На минуту водворяется молчание.
– А видали вы когда-нибудь?.. – спрашиваю я.
– Нет, не видали, где его увидишь? – говорят бурлаки сдержанно.
– Я голос слышал, – говорит Семен, мужик лет под пятьдесят, грустно сидящий на скамье, свесив голову с черными, как смоль, волосами. Он гонял в Козьмодемьянск собственные плоты, которые рубил и сплачивал из половины с лесоторговцем. Ему не повезло. Плот из четырехсот бревен он продал по рублю за бревно; из-за этих двухсот рублей он работал всю зиму, вчетвером, на трех лошадях; теперь, расплатившись с рабочими-сплавщиками и отдав хозяину задаток, да еще лишку («за то, что вода живая и делянка недалече»), – возвращался домой ни с чем… А дома – неизвестно, что ждет его. Всходы были хороши, да дождей нет долго. Если хлеб не уродится, «все станут сбирать, – да подавать-то будет некому». Поэтому он сидел все время задумчивый и грустный, плохо слушал сказки Ефрема и теперь в первый раз еще принял участие в общем разговоре.
– Да, слыхал голос… В молодых моих летах. В ту пору женился я как раз, по двадцатому году, и поехали мы в лес бревна рубить, жили в лесу семь недель. И пала, братцы, на меня скука об Марье моей, большая скука на меня пала… даже, что есть, ночи не спал. Вот раз мечусь этак в шалашике и говорю себе: хоть бы леший какой весточку принес.
– Т-с, ай-а-ай, – неодобрительно отозвался Ефрем. – Бедко это, что не в час такое слово сказать.
– То-то бедко. Сказывают, в шесть недель дадено ему две минуты. Кто в две те минуты зачем его позовет – он тут как тут.
– Тут уж его воля…
– Верно. У нас на деревне мать дите прокляла – сливки он у нее слизал. «Леший, бает, тебя унеси». Ну и сказала, видно, в лихой час. Он его сейчас живым делом и цапнул, да в речушке и утопил.

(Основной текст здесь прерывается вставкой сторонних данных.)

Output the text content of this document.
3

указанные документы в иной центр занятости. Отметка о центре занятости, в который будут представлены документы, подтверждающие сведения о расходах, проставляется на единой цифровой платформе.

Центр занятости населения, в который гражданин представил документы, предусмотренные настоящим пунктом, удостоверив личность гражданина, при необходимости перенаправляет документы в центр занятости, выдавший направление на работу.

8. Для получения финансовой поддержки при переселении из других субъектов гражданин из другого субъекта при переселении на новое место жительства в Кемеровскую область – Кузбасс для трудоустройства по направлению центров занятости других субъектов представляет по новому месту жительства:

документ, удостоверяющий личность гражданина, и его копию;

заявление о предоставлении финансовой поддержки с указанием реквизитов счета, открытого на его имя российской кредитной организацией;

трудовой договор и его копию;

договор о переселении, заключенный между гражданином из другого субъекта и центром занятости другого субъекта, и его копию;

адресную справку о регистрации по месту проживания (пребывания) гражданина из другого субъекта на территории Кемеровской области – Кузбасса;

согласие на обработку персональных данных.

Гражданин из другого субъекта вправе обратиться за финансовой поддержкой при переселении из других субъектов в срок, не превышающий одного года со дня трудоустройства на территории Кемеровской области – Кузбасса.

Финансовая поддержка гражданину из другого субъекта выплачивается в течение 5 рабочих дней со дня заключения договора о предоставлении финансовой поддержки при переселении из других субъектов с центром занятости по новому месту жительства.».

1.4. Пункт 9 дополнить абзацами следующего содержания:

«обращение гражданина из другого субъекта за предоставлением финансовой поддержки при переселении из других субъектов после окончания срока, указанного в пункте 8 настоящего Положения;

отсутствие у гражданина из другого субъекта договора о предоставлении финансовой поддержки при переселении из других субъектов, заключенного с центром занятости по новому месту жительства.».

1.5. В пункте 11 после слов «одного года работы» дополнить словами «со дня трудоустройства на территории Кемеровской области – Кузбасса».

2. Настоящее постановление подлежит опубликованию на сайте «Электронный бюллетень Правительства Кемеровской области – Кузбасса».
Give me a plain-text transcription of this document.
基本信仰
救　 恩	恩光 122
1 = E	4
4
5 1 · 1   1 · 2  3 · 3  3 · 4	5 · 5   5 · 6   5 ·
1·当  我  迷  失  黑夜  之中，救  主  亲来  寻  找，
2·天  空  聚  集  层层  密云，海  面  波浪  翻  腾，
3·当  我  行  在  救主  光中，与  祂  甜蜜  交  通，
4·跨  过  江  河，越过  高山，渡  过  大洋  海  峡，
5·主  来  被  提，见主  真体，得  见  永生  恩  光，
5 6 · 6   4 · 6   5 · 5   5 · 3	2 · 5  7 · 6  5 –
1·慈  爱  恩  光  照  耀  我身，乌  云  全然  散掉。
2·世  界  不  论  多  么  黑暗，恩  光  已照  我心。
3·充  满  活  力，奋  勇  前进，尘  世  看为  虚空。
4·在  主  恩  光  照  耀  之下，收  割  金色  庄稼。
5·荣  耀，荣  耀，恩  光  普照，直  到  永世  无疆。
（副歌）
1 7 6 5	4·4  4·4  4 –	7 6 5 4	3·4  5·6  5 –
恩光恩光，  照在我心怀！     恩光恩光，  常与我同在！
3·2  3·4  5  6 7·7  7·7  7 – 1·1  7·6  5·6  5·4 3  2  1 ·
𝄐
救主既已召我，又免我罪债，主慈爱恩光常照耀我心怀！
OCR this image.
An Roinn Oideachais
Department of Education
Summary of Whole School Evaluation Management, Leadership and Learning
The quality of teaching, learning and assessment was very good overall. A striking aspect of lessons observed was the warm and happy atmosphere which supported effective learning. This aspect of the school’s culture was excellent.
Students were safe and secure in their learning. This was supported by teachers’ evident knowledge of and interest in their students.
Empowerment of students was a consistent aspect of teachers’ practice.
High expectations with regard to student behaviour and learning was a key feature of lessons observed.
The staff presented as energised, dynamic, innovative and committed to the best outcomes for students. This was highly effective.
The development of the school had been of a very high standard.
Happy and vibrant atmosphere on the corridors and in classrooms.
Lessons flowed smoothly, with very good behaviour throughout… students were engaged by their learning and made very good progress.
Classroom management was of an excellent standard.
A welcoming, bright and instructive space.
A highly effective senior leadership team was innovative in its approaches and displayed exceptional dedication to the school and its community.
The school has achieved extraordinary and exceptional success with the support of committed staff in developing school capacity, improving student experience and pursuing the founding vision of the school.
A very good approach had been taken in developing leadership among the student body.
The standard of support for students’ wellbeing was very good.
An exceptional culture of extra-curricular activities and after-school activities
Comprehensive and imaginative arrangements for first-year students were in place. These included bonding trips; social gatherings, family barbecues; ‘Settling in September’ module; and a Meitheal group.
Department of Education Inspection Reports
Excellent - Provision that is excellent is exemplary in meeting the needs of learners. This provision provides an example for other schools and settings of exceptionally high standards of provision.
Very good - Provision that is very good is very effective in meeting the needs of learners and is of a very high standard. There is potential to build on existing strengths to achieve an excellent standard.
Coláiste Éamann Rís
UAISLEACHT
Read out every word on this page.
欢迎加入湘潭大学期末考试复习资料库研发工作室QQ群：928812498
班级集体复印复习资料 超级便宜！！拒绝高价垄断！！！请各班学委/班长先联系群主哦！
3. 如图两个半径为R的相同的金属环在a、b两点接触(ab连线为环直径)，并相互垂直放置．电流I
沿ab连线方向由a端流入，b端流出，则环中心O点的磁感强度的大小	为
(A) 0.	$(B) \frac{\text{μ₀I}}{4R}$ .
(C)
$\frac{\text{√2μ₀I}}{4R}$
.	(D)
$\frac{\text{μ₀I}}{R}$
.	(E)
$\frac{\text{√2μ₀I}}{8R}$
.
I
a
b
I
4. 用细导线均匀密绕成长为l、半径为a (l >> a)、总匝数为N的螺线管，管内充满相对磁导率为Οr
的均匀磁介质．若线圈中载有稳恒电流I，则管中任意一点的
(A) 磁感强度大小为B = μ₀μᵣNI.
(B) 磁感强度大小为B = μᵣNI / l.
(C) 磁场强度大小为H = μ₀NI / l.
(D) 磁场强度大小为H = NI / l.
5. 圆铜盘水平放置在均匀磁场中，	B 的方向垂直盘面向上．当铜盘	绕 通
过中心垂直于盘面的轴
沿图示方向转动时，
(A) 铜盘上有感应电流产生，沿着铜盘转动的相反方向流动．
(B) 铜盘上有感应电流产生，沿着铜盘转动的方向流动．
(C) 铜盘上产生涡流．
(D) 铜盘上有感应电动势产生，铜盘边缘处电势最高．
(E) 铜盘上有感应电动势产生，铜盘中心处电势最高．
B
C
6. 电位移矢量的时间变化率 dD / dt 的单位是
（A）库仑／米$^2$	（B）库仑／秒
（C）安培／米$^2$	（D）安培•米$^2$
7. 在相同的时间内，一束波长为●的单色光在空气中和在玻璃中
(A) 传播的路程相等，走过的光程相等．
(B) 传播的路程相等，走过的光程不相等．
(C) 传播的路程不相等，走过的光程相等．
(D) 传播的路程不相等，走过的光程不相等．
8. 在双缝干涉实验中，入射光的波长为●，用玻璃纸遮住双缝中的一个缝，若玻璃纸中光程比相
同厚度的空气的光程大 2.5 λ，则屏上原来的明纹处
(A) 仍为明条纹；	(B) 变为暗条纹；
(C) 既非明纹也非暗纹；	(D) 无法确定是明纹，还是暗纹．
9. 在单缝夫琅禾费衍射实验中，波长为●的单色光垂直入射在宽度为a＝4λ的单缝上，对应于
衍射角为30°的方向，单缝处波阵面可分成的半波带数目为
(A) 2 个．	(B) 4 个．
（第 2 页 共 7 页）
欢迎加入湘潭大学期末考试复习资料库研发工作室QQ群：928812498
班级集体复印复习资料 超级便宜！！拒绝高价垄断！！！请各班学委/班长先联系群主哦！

– То-то вот, видишь, како дело… Сказал я это слово и заснул. Много ли спал – не знаю, только прокинулся – слышу кличет кто-то по лесу. Кличет и кличет, и голос ровно бы Алексея-шабра… Пожня тут у него была недалече. Сейчас я на ноги поднялся, чижолко (зипун) накинул на плечи, айда в лес, за ним. Отошел в чащу гон[4 - Гон – особая мера, равная, по объяснению бурлаков, двадцати семи саженям.], отошел другой, – все кличет, да все дальше, а ближе нету. Как прислушаюсь я, – так у меня волосики дыбком и стали. Гонов с пять уже отошел, а дело было эк же, как вот теперь, темно, да муглонно, да еще и дождик по листу шебаршит. И кличет звонко, а голосу настоящего, слов, стало быть, и нету: только ау-у, ау-о, да го-го-го. Понял я тут, кто меня кличет, сел на землю, дрожу, зуб на зуб не попадает… А он как пойдет круг меня – да выть, да заклинать, да с разных тебе сторон, да на разны тебе голоса: то батька кличет, то старуха, то опять молодая моя, Марьюшка, разливается, зовет. А я сижу на земле, зубом стучу да молитву творю. Как только и жив остался!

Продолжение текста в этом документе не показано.